M. Cotta : Deux projets de loi à l’ordre du jour, qui vous concernent est vous intéressent. L’immigration, d’abord : les lois Pasqua vont être aménagées. Dix articles dans le but de rendre plus difficiles les certificats d’hébergement. Ces mesures répressives s’imposaient-elles ?

M. Aubry : Il faut dire deux choses : dans ce projet de loi, on voit que les sans-papiers avaient raison puisque le Gouvernement reconnaît l’incohérence des lois Pasqua dans certaines situations, notamment les parents d’enfants français, les époux de Français, les jeunes qui sont rentrés tôt, en dehors de la disposition du regroupement familial. Ce que je regrette, c’est que le Gouvernement ait attendu cinq mois de conflit, beaucoup de désespoir, des gens qui ont mis en cause leur santé avec la violence que l’on sait, pour reconnaître que la loi Pasqua était inapplicable, était inéquitable, était incohérente. Sur ce point-là, on ne peut que se réjouir mais tout le monde l’avait dit : il n’y avait que le Gouvernement qui ne s’en rendait pas compte on qui ne voulait pas s’en rendre compte. Pour le reste, on en profite pour resserrer encore un peu les verrous autour de l’immigration dans des conditions qui, à mon avis, ne sont pas les bonnes.

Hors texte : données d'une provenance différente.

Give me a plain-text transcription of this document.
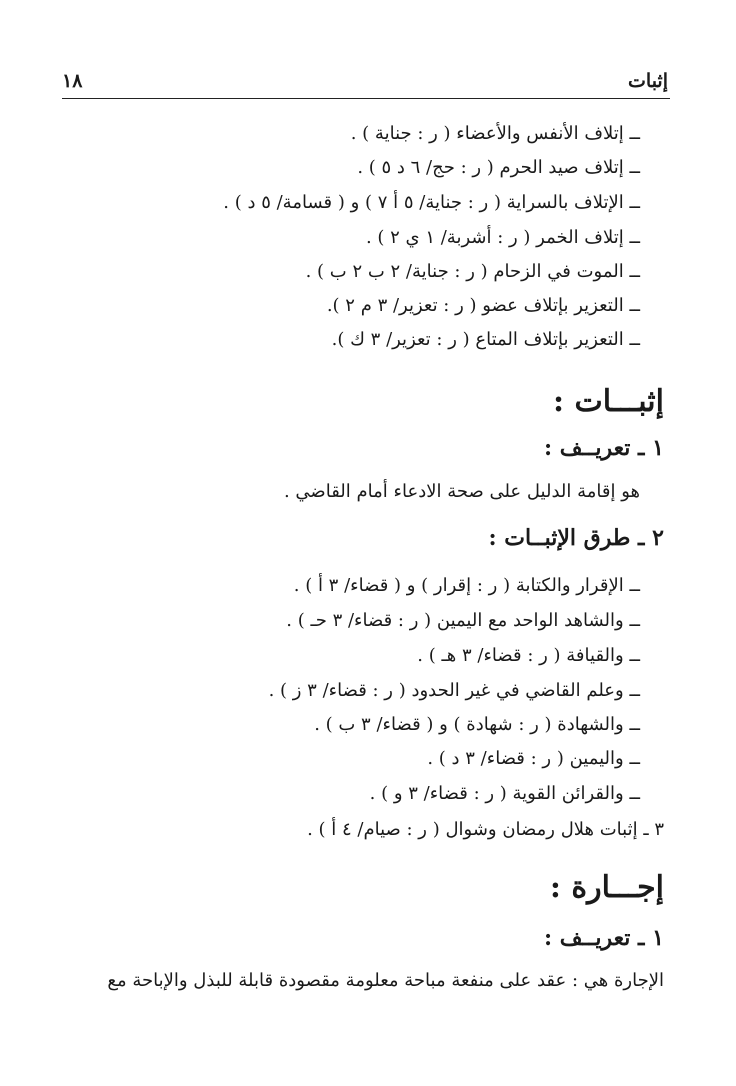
إثبات
١٨
ــ إتلاف الأنفس والأعضاء ( ر : جناية ) .
ــ إتلاف صيد الحرم ( ر : حج/ ٦ د ٥ ) .
ــ الإتلاف بالسراية ( ر : جناية/ ٥ أ ٧ ) و ( قسامة/ ٥ د ) .
ــ إتلاف الخمر ( ر : أشربة/ ١ ي ٢ ) .
ــ الموت في الزحام ( ر : جناية/ ٢ ب ٢ ب ) .
ــ التعزير بإتلاف عضو ( ر : تعزير/ ٣ م ٢ ).
ــ التعزير بإتلاف المتاع ( ر : تعزير/ ٣ ك ).
إثبـــات :
١ ـ تعريــف :
هو إقامة الدليل على صحة الادعاء أمام القاضي .
٢ ـ طرق الإثبــات :
ــ الإقرار والكتابة ( ر : إقرار ) و ( قضاء/ ٣ أ ) .
ــ والشاهد الواحد مع اليمين ( ر : قضاء/ ٣ حـ ) .
ــ والقيافة ( ر : قضاء/ ٣ هـ ) .
ــ وعلم القاضي في غير الحدود ( ر : قضاء/ ٣ ز ) .
ــ والشهادة ( ر : شهادة ) و ( قضاء/ ٣ ب ) .
ــ واليمين ( ر : قضاء/ ٣ د ) .
ــ والقرائن القوية ( ر : قضاء/ ٣ و ) .
٣ ـ إثبات هلال رمضان وشوال ( ر : صيام/ ٤ أ ) .
إجـــارة :
١ ـ تعريــف :
الإجارة هي : عقد على منفعة مباحة معلومة مقصودة قابلة للبذل والإباحة مع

Je crois que tout le monde est d’accord aujourd’hui pour dire qu’on ne peut pas ouvrir les frontières à tout-va, qu’il faut effectivement faire en sorte de maîtriser les flux migratoires, mais ce qui est très important, c’est d’afficher les règles extérieures : Qui reçoit-on ? Dans quelles conditions ? Et ce, sans montrer les étrangers comme des coupables. Or là, avec le certificat d’hébergement, les hommes et les femmes qui habitent sur le territoire, français ou non, qui accepteront d’héberger les immigrés, vont être fichés, vont devoir aller à la police pour prévenir quand la personne hébergée va bouger : vraiment, dans un pays démocratique, doit-on faire un fichier des personnes qui acceptent d’héberger des personnes qui, pour beaucoup, viennent essentiellement en vacances on en séjour ? Deuxièmement, et ça, ça m’inquiète beaucoup : on repousse le pouvoir du juge. Le Gouvernement n’a pas accepté que le juge annule un certain nombre de dispositions d’expulsion pour les sans-papiers de Saint-Bernard parce que le Gouvernement n’avait pas respecté la loi. Or, nous sommes dans un pays de droit. Par exemple, les avocats n’avaient pas pu venir. On avait expulsé des gens qui rentraient dans les conditions de la régularisation. Là, on repousse le pouvoir du juge.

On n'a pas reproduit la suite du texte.